Bez ryzyka nie ma zabawy.
Tak mawiają.
Istnieje jednak różnica między ryzykiem skalkulowanym a ryzykiem szalonym (głupim).
Tych drugich w życiu podjąłem zbyt wiele. Niektóre skutki sprzątam do tej pory.
Czemu?
Wydaje mi się, że po prostu za mało wiedziałem i nie byłem w stanie rozróżnić jednego od drugiego.
To jeden z powodów.
Drugi to emocje.
Taki stan, w którym nie zastanawiasz się nad możliwymi konsekwencjami, a jest: "Hura, jedziemy!

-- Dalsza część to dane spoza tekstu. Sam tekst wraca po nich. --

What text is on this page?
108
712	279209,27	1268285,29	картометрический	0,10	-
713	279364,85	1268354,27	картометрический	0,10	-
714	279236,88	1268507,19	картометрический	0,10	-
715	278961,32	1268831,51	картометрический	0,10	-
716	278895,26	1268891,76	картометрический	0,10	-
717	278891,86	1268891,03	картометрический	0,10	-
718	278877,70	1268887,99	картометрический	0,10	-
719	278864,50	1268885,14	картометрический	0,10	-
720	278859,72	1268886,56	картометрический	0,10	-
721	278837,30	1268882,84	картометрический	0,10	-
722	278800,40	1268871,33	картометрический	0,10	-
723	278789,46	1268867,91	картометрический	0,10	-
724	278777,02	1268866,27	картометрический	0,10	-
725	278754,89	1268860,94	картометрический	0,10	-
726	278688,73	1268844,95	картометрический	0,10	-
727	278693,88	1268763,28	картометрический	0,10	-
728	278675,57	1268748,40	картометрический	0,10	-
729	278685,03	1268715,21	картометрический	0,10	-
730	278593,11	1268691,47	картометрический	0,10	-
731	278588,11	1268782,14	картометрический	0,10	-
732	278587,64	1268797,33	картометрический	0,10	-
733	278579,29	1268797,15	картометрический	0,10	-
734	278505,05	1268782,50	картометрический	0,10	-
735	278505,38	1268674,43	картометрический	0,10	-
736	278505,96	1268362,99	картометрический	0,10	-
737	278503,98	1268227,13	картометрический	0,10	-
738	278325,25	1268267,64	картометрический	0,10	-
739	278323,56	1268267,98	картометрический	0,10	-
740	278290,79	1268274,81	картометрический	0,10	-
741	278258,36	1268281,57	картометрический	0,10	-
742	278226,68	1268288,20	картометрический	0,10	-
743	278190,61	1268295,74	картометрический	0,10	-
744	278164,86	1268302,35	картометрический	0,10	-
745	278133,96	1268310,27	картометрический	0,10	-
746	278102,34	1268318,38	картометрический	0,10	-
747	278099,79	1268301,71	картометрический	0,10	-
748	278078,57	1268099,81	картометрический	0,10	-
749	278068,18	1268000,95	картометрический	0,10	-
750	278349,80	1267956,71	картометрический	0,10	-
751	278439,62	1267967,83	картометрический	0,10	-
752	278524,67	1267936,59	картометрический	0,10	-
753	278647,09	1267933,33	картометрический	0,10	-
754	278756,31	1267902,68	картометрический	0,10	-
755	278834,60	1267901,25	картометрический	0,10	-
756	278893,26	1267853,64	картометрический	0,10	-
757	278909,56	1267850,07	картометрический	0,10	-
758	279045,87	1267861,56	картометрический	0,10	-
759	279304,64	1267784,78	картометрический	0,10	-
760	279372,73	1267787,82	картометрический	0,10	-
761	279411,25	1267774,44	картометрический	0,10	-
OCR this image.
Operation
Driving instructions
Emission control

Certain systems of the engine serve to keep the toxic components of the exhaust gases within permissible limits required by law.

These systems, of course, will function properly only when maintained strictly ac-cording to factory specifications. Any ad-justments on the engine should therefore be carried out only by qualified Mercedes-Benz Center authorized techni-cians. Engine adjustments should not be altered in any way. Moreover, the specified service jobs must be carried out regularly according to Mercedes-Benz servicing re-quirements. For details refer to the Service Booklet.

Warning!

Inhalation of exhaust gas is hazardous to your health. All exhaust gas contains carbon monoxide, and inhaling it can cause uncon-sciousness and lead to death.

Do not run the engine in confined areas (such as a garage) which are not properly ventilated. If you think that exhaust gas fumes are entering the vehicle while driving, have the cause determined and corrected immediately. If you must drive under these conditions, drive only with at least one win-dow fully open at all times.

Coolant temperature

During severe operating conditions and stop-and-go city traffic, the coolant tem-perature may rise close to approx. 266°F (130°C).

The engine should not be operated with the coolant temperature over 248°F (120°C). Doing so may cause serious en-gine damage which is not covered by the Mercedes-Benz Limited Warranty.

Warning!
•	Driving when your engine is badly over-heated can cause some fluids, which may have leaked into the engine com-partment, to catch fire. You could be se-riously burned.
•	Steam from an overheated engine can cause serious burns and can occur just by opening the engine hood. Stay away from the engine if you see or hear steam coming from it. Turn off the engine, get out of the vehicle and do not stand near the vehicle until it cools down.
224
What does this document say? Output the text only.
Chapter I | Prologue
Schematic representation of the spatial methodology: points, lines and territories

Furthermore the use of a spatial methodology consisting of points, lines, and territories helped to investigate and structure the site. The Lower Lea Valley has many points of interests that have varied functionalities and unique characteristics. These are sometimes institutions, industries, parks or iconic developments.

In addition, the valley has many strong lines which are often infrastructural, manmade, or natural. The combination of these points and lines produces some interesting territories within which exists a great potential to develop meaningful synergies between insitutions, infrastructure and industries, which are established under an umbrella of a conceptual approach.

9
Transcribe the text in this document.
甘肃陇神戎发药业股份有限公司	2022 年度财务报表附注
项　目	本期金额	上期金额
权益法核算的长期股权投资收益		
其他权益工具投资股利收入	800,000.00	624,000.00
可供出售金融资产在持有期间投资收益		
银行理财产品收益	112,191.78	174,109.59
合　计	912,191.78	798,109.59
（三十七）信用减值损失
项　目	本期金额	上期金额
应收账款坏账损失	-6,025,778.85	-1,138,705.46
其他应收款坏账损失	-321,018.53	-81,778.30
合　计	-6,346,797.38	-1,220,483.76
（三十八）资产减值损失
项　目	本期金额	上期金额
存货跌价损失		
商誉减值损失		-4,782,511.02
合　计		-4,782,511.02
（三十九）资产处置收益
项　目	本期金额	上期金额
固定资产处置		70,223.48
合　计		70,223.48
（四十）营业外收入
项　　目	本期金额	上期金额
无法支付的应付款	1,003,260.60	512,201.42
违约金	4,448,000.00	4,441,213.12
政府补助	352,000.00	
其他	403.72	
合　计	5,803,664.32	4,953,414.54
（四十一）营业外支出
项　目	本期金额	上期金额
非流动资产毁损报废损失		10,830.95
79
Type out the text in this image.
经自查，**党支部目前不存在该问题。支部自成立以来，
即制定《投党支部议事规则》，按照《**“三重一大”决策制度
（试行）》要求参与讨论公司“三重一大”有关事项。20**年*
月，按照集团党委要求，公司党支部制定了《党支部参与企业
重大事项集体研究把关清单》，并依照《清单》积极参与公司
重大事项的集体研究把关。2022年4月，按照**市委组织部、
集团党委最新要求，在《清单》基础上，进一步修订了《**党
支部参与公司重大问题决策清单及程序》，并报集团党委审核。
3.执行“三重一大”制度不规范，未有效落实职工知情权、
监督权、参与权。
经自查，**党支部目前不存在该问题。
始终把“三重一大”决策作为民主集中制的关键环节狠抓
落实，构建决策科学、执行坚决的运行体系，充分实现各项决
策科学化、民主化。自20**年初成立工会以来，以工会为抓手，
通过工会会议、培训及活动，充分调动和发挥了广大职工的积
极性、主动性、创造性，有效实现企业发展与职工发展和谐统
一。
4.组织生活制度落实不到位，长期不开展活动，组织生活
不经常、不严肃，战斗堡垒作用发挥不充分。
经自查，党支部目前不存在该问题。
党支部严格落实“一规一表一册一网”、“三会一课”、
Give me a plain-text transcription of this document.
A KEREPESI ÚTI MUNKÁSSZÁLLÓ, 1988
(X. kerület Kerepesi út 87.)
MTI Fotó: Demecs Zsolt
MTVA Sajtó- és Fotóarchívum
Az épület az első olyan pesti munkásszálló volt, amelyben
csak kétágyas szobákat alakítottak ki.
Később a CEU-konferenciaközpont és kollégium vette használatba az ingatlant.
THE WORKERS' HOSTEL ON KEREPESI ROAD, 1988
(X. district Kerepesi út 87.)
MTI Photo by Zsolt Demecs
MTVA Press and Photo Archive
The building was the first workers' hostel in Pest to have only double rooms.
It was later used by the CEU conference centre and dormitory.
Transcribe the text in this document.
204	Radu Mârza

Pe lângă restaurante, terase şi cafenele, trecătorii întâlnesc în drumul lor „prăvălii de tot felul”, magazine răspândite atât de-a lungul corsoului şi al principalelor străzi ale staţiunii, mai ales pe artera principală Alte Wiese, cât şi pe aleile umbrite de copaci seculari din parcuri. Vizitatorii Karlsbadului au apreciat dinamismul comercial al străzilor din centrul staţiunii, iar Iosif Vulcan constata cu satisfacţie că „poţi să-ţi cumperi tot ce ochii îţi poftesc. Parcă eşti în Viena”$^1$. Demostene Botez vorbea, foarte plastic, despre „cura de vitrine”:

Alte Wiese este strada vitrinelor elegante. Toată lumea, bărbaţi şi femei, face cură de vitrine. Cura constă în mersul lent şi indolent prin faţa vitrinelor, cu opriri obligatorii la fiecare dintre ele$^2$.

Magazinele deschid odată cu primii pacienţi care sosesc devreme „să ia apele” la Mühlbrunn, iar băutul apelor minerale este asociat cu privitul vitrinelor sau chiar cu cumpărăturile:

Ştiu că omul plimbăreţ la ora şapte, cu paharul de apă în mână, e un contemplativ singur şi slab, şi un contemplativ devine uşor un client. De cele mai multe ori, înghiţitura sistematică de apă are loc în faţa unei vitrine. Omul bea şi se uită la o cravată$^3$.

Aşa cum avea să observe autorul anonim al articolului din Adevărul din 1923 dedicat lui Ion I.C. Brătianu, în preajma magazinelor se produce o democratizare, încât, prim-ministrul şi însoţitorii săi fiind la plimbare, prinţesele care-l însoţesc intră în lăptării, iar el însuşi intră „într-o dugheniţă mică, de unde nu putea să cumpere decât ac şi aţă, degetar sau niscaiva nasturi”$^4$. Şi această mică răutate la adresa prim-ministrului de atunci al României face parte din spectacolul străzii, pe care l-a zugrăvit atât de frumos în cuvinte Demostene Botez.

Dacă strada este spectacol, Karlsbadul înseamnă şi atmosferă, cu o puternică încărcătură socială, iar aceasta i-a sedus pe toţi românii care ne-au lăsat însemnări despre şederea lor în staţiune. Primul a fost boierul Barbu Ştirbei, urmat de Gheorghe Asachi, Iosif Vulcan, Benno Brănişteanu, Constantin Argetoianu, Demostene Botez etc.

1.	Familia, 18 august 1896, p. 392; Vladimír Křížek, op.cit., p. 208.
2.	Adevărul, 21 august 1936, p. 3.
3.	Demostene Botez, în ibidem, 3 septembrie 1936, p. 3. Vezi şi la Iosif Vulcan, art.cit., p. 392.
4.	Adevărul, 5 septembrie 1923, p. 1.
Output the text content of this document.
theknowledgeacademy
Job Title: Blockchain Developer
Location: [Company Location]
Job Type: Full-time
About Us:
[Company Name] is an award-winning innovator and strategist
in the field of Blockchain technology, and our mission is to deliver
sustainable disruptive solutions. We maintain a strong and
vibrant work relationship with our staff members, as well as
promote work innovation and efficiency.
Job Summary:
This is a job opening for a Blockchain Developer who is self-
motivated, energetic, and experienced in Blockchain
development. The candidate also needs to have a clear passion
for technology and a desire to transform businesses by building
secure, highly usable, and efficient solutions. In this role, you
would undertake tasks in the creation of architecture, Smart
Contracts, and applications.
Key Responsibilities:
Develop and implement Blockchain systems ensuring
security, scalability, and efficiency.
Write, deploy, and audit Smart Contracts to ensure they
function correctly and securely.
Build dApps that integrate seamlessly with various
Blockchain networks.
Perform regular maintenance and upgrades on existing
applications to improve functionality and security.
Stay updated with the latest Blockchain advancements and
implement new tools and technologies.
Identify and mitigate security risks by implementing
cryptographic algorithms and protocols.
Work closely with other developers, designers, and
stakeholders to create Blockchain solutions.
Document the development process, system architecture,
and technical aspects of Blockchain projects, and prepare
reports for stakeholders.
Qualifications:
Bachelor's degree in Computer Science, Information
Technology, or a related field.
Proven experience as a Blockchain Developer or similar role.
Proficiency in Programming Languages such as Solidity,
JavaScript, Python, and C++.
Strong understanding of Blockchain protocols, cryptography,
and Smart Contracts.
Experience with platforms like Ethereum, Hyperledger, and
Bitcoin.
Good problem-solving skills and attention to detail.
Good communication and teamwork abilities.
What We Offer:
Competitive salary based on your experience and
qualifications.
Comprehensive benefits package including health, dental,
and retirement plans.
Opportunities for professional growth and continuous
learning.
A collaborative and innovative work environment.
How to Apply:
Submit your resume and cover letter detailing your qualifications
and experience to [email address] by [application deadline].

Do przodu!".
Ino to "do przodu" zamienia się w "do tyłu".
Te ryzyka mogą się objawiać: a to obdarzenie zaufaniem kogoś, kto na to nie zasługiwał, a to wiara w to, że ludzie automatycznie będą funkcjonować według Twoich standardów... Podpisanie umów wbrew intuicji.
I jak czegoś się to nauczyłem to tych rzeczy:
- jestem bardziej ostrożny jak dziecko poparzone gorącym czajnikiem
- mówić nie i pilnować swoich granic
- słuchaj swojej intuicji
Czy zatem nie warto podejmować ryzyka?
Myślę, że i warto i trzeba. Jednakże należy je skalkulować, na chłodno. Trzeba dać sobie tyle czasu ile potrzeba by je przetrawić.
I jeśli trzeba przygotować fundament pod wielką partię.